<div align="center">
![](man/figures/fedupLogo.png)
**F**isher’s Test for **E**nrichment and **D**epletion of
**U**ser-Defined **P**athways
[![Build
Status](https://travis-ci.com/rosscm/fedup.svg?token=GNK3AGqE8dtKVRC56zpJ&branch=main)](https://travis-ci.com/rosscm/fedup)
![R-CMD-check](https://github.com/rosscm/fedup/workflows/R-CMD-check/badge.svg)
![R-CMD-check-bioc](https://github.com/rosscm/fedup/workflows/R-CMD-check-bioc/badge.svg)
![test-coverage](https://github.com/rosscm/fedup/workflows/test-coverage/badge.svg)
[![codecov](https://codecov.io/gh/rosscm/fedup/branch/main/graph/badge.svg?token=AVOAV1ILVL)](https://codecov.io/gh/rosscm/fedup)
`fedup` is an R package that tests for enrichment and depletion of
user-defined pathways using a Fisher’s exact test. The method is
designed for versatile pathway annotation formats (eg. gmt, txt, xlsx)

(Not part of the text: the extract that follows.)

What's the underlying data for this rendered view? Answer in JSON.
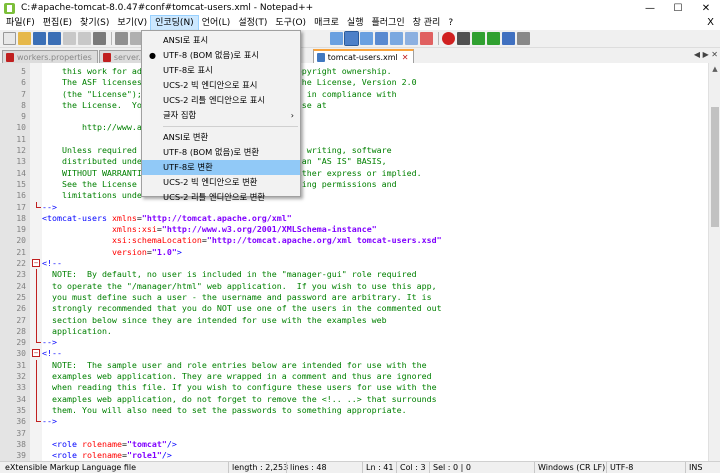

to allow the user to run pathway analysis on custom annotations. This
package is also integrated with Cytoscape to provide network-based
pathway visualization that enhances the interpretability of the results.
<div align="left">
# Contents
- [Getting started](#getting-started)
- [System prerequisites](#system-prerequisites)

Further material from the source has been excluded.